Unending

Jun 23, 2007 08:37

I've been sitting here for a while thinking about what I want to say. Far, far more than my usual alcohol-induced ramblings. I feel a bit... weird, because a couple of those scenes touched me far more deeply than I ever imagined they would.

I very seriously considered not saying anything at all. Just living with it all in my head, but I'd already touched on it in a comment on surrealphantast's LJ. So. I went out to my coffee store and bought some nice Sumatra to bolster me for putting myself 'out there' more than I usually do. Then I spent an insane amount of time trying to find the right music to do this to. I honestly don't know if anyone will care or find it interesting or... whatever. Feel free to skip right on by. I'm going to try to keep as much personal stuff out of it as I can, but our life experiences do color how we see and interpret fiction.



First of all, Daniel's pretty much my touchstone character in SG-1 for whatever reason. Sure, he's pretty to look at, but there's more than that. I think part of it is that the inside of his head has got to be a really interesting and weird place.

That Daniel can be a real bastard comes as no surprise. We've seen shades of it over the years. That he has some serious issues, also no surprise. Most of the time, he hides them pretty well behind an impartial and professional mask. Vala's been poking at that composure since the day they met, trying to get to the man beneath. He gives her only prickly coldness 98% of the time, but she perseveres. She's no shrinking violet.

Vala going for Daniel's belt felt to me like a reminder of Hathor and I thought, "Oh Vala, BAD, bad move." And when he gave her that cold look and said, "Do you really want me to answer that?" (more or less), I practically stopped breathing. I thought, 'Oh shit, here it comes...'.

How many times over the 10 years I spent with my ex-boyfriend had I heard those exact same words?

Granted, the points made were different, but the gist of it was the same. Daniel could have been my Ex, which honestly, wasn't as painful as you might think. I was far more pleased to see some real, honest-to-god, emotion out of Daniel. What's really going on in that brain of his. In a way, he's putting all his insecurites and self-doubt on display, even if he thinks he's doing just the opposite. He revealed so much of himself in his verbal attack on Vala and I love that the writers didn't feel the need to soften it or try to explain it away. Because we don't get that in real life.

I'm not going to get into a deep analysis of what I think it all meant. I think everyone needs to interpret it for themselves. But it just hit me on a very, very personal level and despite how awful it looked and sounded? It left me with a really pleasant, achy feeling.

Why didn't Vala punch him in the face when he finally made that 180 degree turnaround? Because sometimes you just... don't. Sometimes you just take what you're given and are grateful for it. And making love when you're both so emotionally torn down and raw is... amazing. Hey, isn't it why so many of us love angst as part of our fics?

What follows is a bit of my personal... philosophy? wisdom? whatever, and how it fits in with my love for Sam/Daniel.

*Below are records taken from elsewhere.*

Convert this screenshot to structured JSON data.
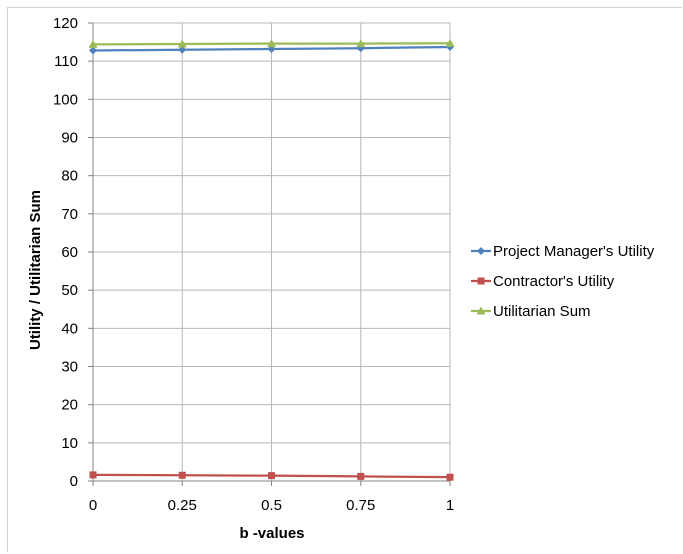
{
  "chart_data": {
    "type": "line",
    "x": [
      0,
      0.25,
      0.5,
      0.75,
      1
    ],
    "x_tick_labels": [
      "0",
      "0.25",
      "0.5",
      "0.75",
      "1"
    ],
    "y_ticks": [
      0,
      10,
      20,
      30,
      40,
      50,
      60,
      70,
      80,
      90,
      100,
      110,
      120
    ],
    "xlabel": "b -values",
    "ylabel": "Utility / Utilitarian Sum",
    "xlim": [
      0,
      1
    ],
    "ylim": [
      0,
      120
    ],
    "grid": true,
    "legend_position": "right",
    "series": [
      {
        "name": "Project Manager's Utility",
        "color": "#4f81bd",
        "marker": "diamond",
        "values": [
          112.8,
          113.0,
          113.2,
          113.4,
          113.7
        ]
      },
      {
        "name": "Contractor's Utility",
        "color": "#c0504d",
        "marker": "square",
        "values": [
          1.6,
          1.5,
          1.4,
          1.2,
          1.0
        ]
      },
      {
        "name": "Utilitarian Sum",
        "color": "#9bbb59",
        "marker": "triangle",
        "values": [
          114.4,
          114.5,
          114.6,
          114.6,
          114.7
        ]
      }
    ]
  }
}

Life and love is a surprisingly random thing. Sometimes you meet the right person, but at the wrong time. Other times you meet the wrong person, but the time is right. Frankly it can suck a lot. If you're the right person at the wrong time, nothing will ever change that. It's cruel, but true. If you're the wrong person, but the time is right, you win the lottery. Sort of. It might not be perfect, but it'll work to some extent or another.

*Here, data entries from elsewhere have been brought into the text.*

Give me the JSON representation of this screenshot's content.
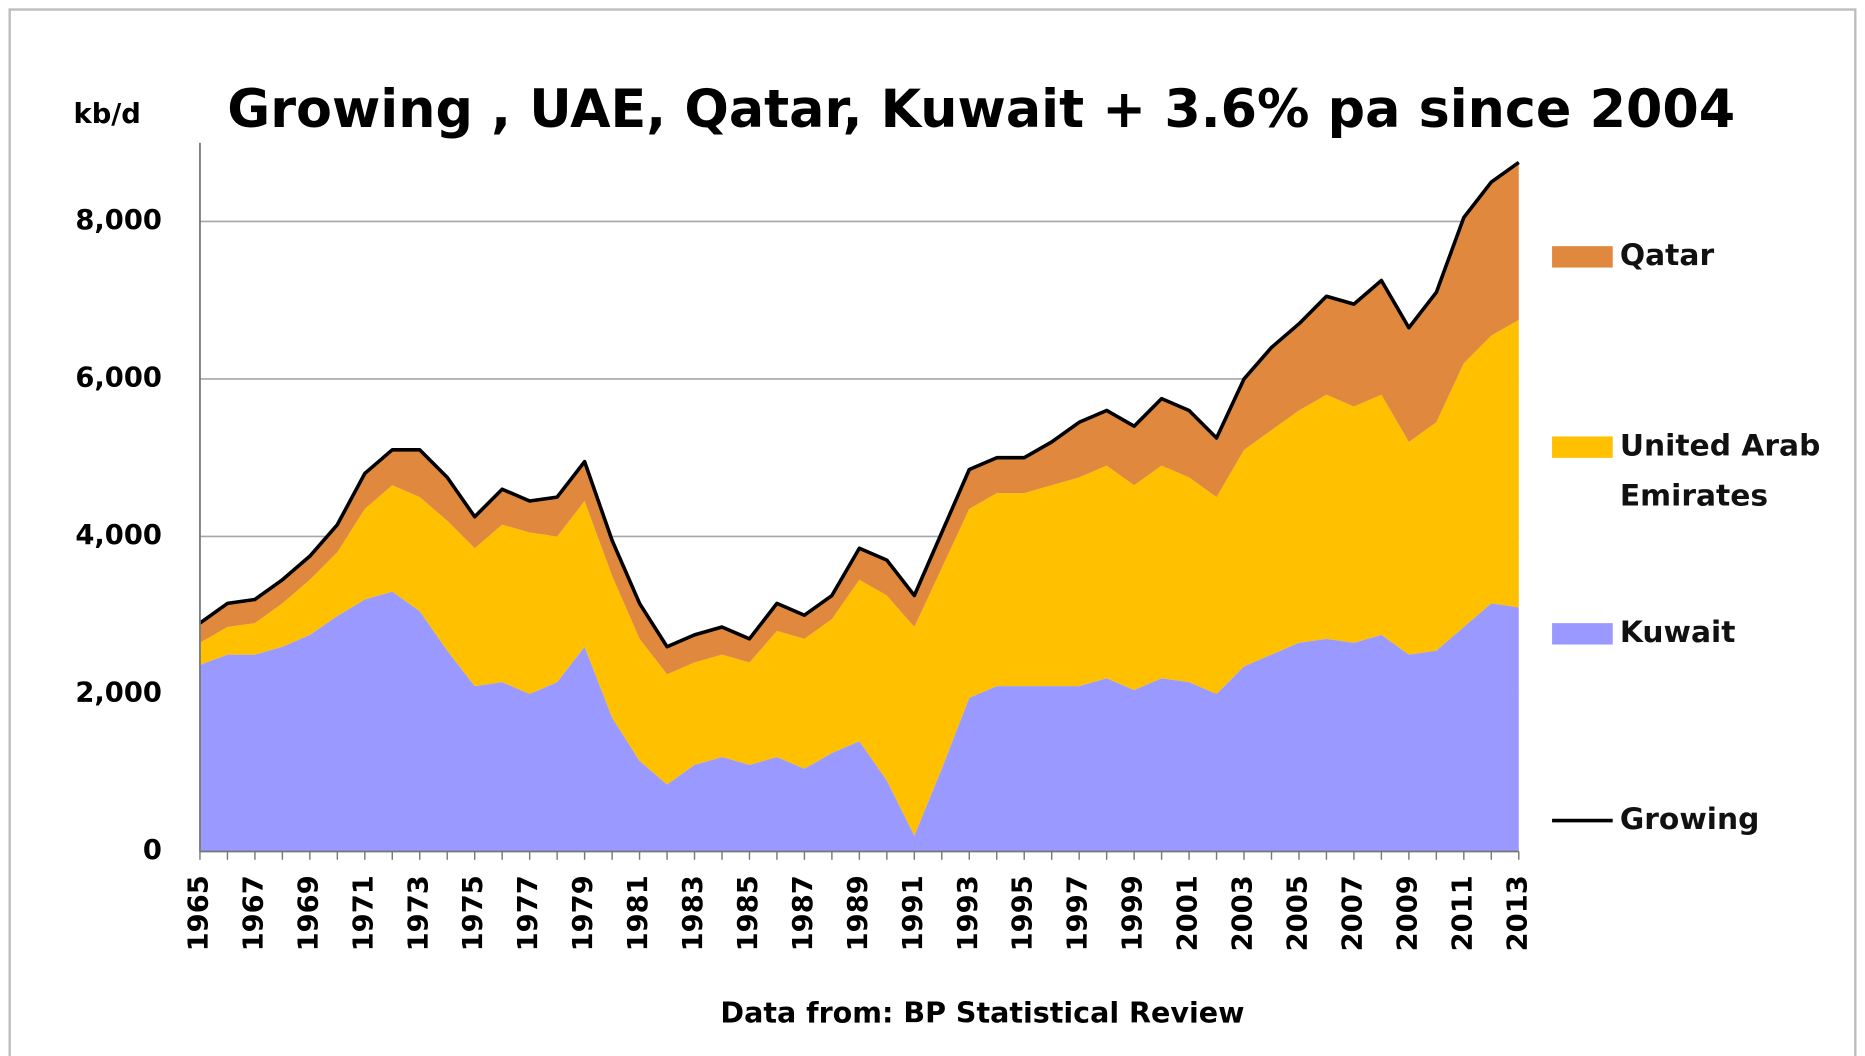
{
  "chart_data": {
    "type": "stacked_area",
    "title": "Growing , UAE, Qatar, Kuwait + 3.6% pa since 2004",
    "y_label": "kb/d",
    "source": "Data from: BP Statistical Review",
    "categories": [
      "1965",
      null,
      "1967",
      null,
      "1969",
      null,
      "1971",
      null,
      "1973",
      null,
      "1975",
      null,
      "1977",
      null,
      "1979",
      null,
      "1981",
      null,
      "1983",
      null,
      "1985",
      null,
      "1987",
      null,
      "1989",
      null,
      "1991",
      null,
      "1993",
      null,
      "1995",
      null,
      "1997",
      null,
      "1999",
      null,
      "2001",
      null,
      "2003",
      null,
      "2005",
      null,
      "2007",
      null,
      "2009",
      null,
      "2011",
      null,
      "2013"
    ],
    "ylim": [
      0,
      9000
    ],
    "yticks": [
      0,
      {
        "value": 2000,
        "label": "2,000"
      },
      {
        "value": 4000,
        "label": "4,000"
      },
      {
        "value": 6000,
        "label": "6,000"
      },
      {
        "value": 8000,
        "label": "8,000"
      }
    ],
    "grid": true,
    "legend": "right",
    "series": [
      {
        "name": "Kuwait",
        "color": "#9999ff",
        "values": [
          2370,
          2500,
          2500,
          2600,
          2750,
          2990,
          3200,
          3300,
          3050,
          2550,
          2100,
          2150,
          2000,
          2150,
          2600,
          1700,
          1150,
          850,
          1100,
          1200,
          1100,
          1200,
          1050,
          1250,
          1400,
          900,
          200,
          1050,
          1950,
          2100,
          2100,
          2100,
          2100,
          2200,
          2050,
          2200,
          2150,
          2000,
          2350,
          2500,
          2650,
          2700,
          2650,
          2750,
          2500,
          2550,
          2850,
          3150,
          3100
        ]
      },
      {
        "name": "United Arab Emirates",
        "color": "#ffc000",
        "values": [
          280,
          350,
          400,
          550,
          700,
          810,
          1150,
          1350,
          1450,
          1650,
          1750,
          2000,
          2050,
          1850,
          1850,
          1800,
          1550,
          1400,
          1300,
          1300,
          1300,
          1600,
          1650,
          1700,
          2050,
          2350,
          2650,
          2550,
          2400,
          2450,
          2450,
          2550,
          2650,
          2700,
          2600,
          2700,
          2600,
          2500,
          2750,
          2850,
          2950,
          3100,
          3000,
          3050,
          2700,
          2900,
          3350,
          3400,
          3650
        ]
      },
      {
        "name": "Qatar",
        "color": "#e0893e",
        "values": [
          250,
          300,
          300,
          300,
          300,
          350,
          450,
          450,
          600,
          550,
          400,
          450,
          400,
          500,
          500,
          450,
          450,
          350,
          350,
          350,
          300,
          350,
          300,
          300,
          400,
          450,
          400,
          450,
          500,
          450,
          450,
          550,
          700,
          700,
          750,
          850,
          850,
          750,
          900,
          1050,
          1100,
          1250,
          1300,
          1450,
          1450,
          1650,
          1850,
          1950,
          2000
        ]
      },
      {
        "name": "Growing",
        "color": "#000000",
        "kind": "line",
        "values": [
          2900,
          3150,
          3200,
          3450,
          3750,
          4150,
          4800,
          5100,
          5100,
          4750,
          4250,
          4600,
          4450,
          4500,
          4950,
          3950,
          3150,
          2600,
          2750,
          2850,
          2700,
          3150,
          3000,
          3250,
          3850,
          3700,
          3250,
          4050,
          4850,
          5000,
          5000,
          5200,
          5450,
          5600,
          5400,
          5750,
          5600,
          5250,
          6000,
          6400,
          6700,
          7050,
          6950,
          7250,
          6650,
          7100,
          8050,
          8500,
          8750
        ]
      }
    ]
  }
}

Sam was the right person, but the timing was wrong. They'll always be close, but moving forward from there is almost impossible. I saw that when Sam came to see Daniel in his holographic library. That sweet, longing UST for what could have been, if only the timing had worked. I believe they had several windows of opportunity, but something always stood between them. People. Events.

Vala was the wrong person, but the time was right. In that timeline, anyway. She became the right person because of the timing. That particular resolution (Daniel's rant, etc.) really only makes sense in the pressure cooker of being stranded on the ship. I'm not saying it can't happen in this timeline, but it wouldn't happen the same way. In this timeline there's a lot more to stand in their way and Daniel can walk away before he blows.

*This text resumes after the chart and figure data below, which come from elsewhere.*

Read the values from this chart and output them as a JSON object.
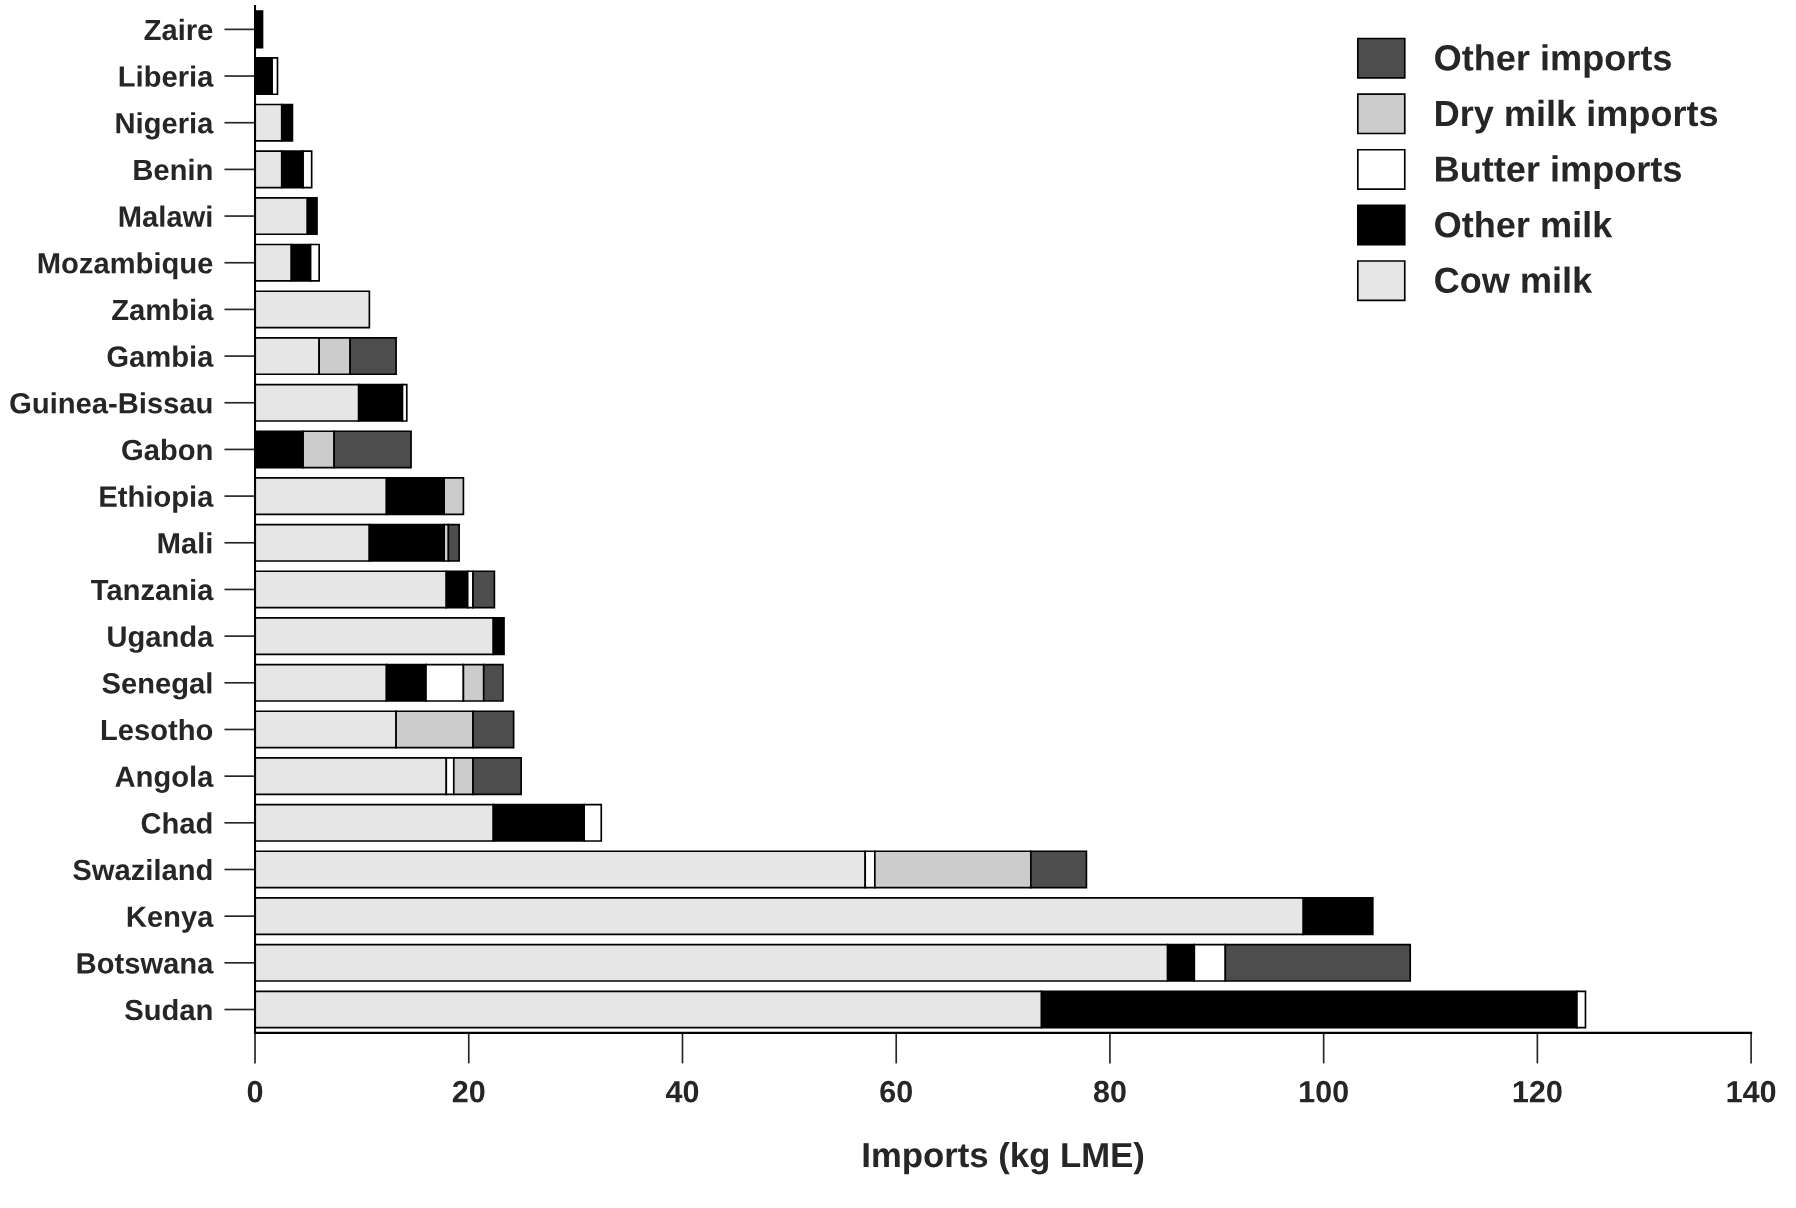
{
  "chart_data": {
    "type": "bar",
    "orientation": "horizontal",
    "stacked": true,
    "xlabel": "Imports (kg LME)",
    "categories": [
      "Zaire",
      "Liberia",
      "Nigeria",
      "Benin",
      "Malawi",
      "Mozambique",
      "Zambia",
      "Gambia",
      "Guinea-Bissau",
      "Gabon",
      "Ethiopia",
      "Mali",
      "Tanzania",
      "Uganda",
      "Senegal",
      "Lesotho",
      "Angola",
      "Chad",
      "Swaziland",
      "Kenya",
      "Botswana",
      "Sudan"
    ],
    "series": [
      {
        "name": "Cow milk",
        "color": "#e6e6e6",
        "values": [
          null,
          null,
          2.5,
          2.5,
          4.9,
          3.4,
          10.7,
          6.0,
          9.7,
          null,
          12.3,
          10.7,
          17.9,
          22.3,
          12.3,
          13.2,
          17.9,
          22.3,
          57.1,
          98.1,
          85.4,
          73.6
        ]
      },
      {
        "name": "Other milk",
        "color": "#000000",
        "values": [
          0.7,
          1.6,
          1.0,
          2.0,
          0.9,
          1.8,
          null,
          null,
          4.1,
          4.5,
          5.4,
          7.0,
          2.0,
          1.0,
          3.7,
          null,
          null,
          8.5,
          null,
          6.5,
          2.5,
          50.1
        ]
      },
      {
        "name": "Butter imports",
        "color": "#ffffff",
        "values": [
          null,
          0.5,
          null,
          0.8,
          null,
          0.8,
          null,
          null,
          0.4,
          null,
          null,
          null,
          0.5,
          null,
          3.5,
          null,
          0.7,
          1.6,
          0.9,
          null,
          2.9,
          0.8
        ]
      },
      {
        "name": "Dry milk imports",
        "color": "#cccccc",
        "values": [
          null,
          null,
          null,
          null,
          null,
          null,
          null,
          2.9,
          null,
          2.9,
          1.8,
          0.4,
          null,
          null,
          1.9,
          7.2,
          1.8,
          null,
          14.6,
          null,
          null,
          null
        ]
      },
      {
        "name": "Other imports",
        "color": "#4d4d4d",
        "values": [
          null,
          null,
          null,
          null,
          null,
          null,
          null,
          4.3,
          null,
          7.2,
          null,
          1.0,
          2.0,
          null,
          1.8,
          3.8,
          4.5,
          null,
          5.2,
          null,
          17.3,
          null
        ]
      }
    ],
    "xlim": [
      0,
      140
    ],
    "xticks": [
      0,
      20,
      40,
      60,
      80,
      100,
      120,
      140
    ],
    "legend": "top right",
    "grid": false
  }
}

Hey, I'm a multishipper ;) I can work with almost anything. And please note, the terms 'right' and 'wrong' here are purely subjective labels. It's not a value judgment. No one's the bad guy, just circumstances.

I loved the Sam/Teal'c hug. It said so very much, so simply.

Yes, the ep should have been longer, with more interaction between the characters. The aging makeup was icky. It wasn't perfect, but it was good. The ending was perfect, just going on another mission through the gate. And everyone chiming in with 'Indeed' was just... fabulous.

Well, that didn't take quite as long as I thought it would.

And hey, let's be gentle with each other, okay? I think we're all feeling a little unsettled at the ending of our fannish common interest, so let's play nice for the next few days. Not that my flist needs any reminding - you're all lovely. I'm just saying it for the sake of someone who happens to wander by :)

ETA: For the record, I feel like an idiot for making my entire commentary about something that took up probably 5-10 minutes of the whole ep and wasn't dwelled on (which was good, right and proper, IMO). I officially suck. Sorry.